The men mentioned in the first paragraph of this post deserve every bit of opprobrium they have received. But, like my character Flo Hatfield in Oxherding Tale, they are to a certain degree victims of both self-inflicted stupidity and a cultural zeitgeist that encourages, day in day out, that very stupidity. Their consciousness has been "handled," manipulated, and corrupted by egregious and ubiquitous influences in a society that cynically commodifies the healthy intimacy between two people who love and are committed in long term relationships to each other's happiness and well-being. We understand, now that their surreptitious deeds are plastered on the cover of every supermarket scandal rag, that these sadly one-dimensionalized men were not free. They, like Flo, were in bondage (pun intended.)They were probably never free, for one seldom gets "caught" for a first-time offense; rather, the behavior that leads to the loss of face tends to be part of a pattern reinforced over time and each time a person thinks he gets away with something and suffers no consequences from it.
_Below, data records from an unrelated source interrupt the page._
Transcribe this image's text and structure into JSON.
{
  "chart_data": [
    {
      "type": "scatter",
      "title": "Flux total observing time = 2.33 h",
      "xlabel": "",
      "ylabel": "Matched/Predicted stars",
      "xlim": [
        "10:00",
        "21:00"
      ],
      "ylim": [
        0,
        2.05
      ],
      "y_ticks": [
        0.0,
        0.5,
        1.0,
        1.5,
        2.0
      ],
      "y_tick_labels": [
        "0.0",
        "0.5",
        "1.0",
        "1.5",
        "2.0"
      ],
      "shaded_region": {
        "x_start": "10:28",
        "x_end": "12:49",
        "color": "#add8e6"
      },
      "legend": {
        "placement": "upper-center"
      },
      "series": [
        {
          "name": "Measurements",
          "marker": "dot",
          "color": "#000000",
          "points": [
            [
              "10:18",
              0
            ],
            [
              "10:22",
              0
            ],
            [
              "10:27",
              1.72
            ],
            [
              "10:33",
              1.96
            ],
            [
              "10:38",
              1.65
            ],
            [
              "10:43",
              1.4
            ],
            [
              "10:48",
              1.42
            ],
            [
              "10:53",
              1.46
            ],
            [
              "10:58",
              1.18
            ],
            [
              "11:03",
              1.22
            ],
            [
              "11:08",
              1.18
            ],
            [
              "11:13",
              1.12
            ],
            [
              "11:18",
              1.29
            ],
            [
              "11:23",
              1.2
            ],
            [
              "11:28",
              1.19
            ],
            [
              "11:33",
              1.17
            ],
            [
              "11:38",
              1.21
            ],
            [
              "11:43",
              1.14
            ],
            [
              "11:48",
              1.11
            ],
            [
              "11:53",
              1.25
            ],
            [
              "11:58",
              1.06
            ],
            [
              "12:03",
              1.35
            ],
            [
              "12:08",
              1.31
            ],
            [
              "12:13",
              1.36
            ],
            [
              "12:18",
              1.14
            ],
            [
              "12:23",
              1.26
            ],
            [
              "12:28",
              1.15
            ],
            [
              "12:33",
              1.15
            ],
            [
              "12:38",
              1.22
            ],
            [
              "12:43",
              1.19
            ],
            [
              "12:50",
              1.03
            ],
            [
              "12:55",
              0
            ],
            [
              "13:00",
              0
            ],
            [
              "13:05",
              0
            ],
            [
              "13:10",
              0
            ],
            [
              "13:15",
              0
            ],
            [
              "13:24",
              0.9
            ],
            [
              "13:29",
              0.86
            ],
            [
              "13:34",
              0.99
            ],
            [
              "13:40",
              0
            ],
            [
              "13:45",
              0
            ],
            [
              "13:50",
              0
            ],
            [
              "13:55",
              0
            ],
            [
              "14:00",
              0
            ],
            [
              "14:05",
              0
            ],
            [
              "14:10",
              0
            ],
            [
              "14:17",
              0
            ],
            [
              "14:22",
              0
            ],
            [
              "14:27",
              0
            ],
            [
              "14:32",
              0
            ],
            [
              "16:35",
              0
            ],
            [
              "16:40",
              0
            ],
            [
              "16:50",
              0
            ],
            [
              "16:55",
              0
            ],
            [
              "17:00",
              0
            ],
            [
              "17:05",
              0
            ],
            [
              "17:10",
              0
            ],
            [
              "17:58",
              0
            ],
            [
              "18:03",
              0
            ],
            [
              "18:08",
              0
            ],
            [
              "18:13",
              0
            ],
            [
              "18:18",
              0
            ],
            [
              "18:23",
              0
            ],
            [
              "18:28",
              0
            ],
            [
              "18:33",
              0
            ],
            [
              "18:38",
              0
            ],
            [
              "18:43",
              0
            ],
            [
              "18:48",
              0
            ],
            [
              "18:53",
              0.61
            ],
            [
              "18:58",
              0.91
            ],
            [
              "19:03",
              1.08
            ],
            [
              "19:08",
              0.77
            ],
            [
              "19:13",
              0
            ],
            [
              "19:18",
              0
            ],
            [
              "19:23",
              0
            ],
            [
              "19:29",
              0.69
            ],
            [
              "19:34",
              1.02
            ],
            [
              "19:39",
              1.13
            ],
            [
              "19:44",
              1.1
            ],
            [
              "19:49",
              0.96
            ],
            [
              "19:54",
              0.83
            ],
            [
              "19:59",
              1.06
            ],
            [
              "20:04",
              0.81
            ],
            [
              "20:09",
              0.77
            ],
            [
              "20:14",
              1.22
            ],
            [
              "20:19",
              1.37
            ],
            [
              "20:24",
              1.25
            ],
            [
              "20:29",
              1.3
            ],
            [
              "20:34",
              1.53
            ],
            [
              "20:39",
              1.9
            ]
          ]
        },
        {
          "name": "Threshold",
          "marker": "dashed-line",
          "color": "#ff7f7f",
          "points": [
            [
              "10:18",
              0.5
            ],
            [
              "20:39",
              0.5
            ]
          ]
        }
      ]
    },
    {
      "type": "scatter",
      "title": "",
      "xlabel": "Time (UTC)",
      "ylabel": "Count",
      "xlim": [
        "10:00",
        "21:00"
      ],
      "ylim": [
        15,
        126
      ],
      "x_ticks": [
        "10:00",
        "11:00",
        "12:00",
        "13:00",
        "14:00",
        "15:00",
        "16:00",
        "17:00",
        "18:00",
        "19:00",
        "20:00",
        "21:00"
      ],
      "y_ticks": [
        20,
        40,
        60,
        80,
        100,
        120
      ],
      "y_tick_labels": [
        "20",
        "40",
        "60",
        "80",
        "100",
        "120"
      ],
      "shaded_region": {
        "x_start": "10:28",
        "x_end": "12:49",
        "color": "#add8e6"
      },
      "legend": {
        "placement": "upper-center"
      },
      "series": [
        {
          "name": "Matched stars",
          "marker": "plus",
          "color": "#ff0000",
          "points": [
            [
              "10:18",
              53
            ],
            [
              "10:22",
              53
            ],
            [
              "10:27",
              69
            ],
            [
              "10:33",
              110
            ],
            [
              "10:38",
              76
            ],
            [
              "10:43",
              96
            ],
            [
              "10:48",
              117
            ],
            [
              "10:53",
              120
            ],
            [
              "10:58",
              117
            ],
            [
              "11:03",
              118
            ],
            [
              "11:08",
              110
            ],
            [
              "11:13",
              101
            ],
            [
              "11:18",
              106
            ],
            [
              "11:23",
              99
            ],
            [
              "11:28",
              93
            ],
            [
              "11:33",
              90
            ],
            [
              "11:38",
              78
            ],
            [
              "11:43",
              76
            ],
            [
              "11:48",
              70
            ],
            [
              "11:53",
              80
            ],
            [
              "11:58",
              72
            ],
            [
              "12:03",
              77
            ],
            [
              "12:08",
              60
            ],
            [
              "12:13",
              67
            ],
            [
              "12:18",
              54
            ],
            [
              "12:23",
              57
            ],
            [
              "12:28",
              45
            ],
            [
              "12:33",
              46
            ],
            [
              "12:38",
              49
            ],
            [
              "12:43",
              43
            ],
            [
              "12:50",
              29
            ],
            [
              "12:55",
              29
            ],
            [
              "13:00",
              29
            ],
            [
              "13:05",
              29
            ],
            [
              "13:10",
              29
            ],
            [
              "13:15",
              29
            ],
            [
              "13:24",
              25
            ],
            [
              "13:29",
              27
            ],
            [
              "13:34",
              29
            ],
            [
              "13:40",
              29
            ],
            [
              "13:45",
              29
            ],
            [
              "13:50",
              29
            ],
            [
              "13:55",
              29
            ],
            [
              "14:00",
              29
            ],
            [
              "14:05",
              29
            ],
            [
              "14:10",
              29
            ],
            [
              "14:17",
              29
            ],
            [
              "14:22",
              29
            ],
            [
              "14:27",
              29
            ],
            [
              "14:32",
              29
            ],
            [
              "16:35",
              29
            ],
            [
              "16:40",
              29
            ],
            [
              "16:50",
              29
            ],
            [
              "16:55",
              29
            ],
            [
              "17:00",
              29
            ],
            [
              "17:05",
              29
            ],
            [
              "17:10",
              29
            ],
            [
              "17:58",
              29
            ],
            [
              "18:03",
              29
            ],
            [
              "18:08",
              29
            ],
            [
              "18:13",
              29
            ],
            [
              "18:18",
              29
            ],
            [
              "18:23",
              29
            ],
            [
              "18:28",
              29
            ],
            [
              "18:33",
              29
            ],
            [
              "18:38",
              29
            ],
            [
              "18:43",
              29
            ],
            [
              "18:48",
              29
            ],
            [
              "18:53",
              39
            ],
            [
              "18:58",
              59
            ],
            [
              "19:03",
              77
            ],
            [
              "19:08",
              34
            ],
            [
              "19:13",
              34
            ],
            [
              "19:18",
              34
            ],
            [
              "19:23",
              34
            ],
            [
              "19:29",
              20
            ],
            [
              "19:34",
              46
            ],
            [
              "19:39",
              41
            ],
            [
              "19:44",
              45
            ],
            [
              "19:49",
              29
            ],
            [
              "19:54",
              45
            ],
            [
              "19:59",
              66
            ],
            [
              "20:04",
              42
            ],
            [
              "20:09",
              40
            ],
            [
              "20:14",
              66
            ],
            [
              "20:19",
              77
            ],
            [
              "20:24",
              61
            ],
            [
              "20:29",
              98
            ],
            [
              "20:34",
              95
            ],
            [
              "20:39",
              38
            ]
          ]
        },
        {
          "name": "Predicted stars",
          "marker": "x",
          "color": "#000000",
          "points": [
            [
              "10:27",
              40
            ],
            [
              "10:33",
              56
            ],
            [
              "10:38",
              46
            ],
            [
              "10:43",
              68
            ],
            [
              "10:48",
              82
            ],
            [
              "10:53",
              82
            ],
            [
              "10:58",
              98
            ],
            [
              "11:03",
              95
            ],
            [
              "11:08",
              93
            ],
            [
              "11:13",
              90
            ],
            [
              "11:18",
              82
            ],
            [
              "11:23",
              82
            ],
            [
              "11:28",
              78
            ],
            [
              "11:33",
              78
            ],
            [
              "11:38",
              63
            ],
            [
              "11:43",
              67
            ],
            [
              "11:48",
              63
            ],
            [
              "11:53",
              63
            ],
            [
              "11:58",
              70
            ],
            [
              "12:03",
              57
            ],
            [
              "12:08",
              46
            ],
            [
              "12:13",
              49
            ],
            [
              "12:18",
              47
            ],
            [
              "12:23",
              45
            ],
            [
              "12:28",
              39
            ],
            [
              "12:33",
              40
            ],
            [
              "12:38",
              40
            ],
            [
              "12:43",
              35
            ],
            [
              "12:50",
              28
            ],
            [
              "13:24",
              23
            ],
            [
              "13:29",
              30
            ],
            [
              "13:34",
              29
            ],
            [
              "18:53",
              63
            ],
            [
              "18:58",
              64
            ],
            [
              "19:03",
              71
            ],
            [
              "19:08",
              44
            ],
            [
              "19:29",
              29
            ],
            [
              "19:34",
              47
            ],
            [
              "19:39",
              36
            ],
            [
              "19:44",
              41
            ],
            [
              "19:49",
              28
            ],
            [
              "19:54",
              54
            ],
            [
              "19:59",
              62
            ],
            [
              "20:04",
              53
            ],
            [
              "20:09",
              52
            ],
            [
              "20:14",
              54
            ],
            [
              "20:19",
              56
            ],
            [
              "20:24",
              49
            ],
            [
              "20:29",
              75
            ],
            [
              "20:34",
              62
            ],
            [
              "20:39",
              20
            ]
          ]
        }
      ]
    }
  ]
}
Their example should make us feel appalled yet also self-reflective, for we are all fish swimming in the same culturally polluted waters as these broken, embarrassed men. We should also feel sadness for the pain they have caused themselves and an ever-widening circle of others that include their spouses, children, parents, friends, kinfolk and in-laws, former admirers, coworkers, and everyone who counted on them to use wisely and responsibly their influence and power. This is a pain that through the young people in their lives will be experienced for generations to come.
 
 
As I think about them, I'm reminded of something that occurs to my fictitious Martin Luther King Jr., in the novel Dreamer. When he broods on the rumors (and facts) of his extramarital affairs, the thought comes to him that, The challenge of the spiritual was simply this: to be good, truly moral, and in control of oneself for this moment only. 
 
 
            There is no other moment with which we have to concern ourselves.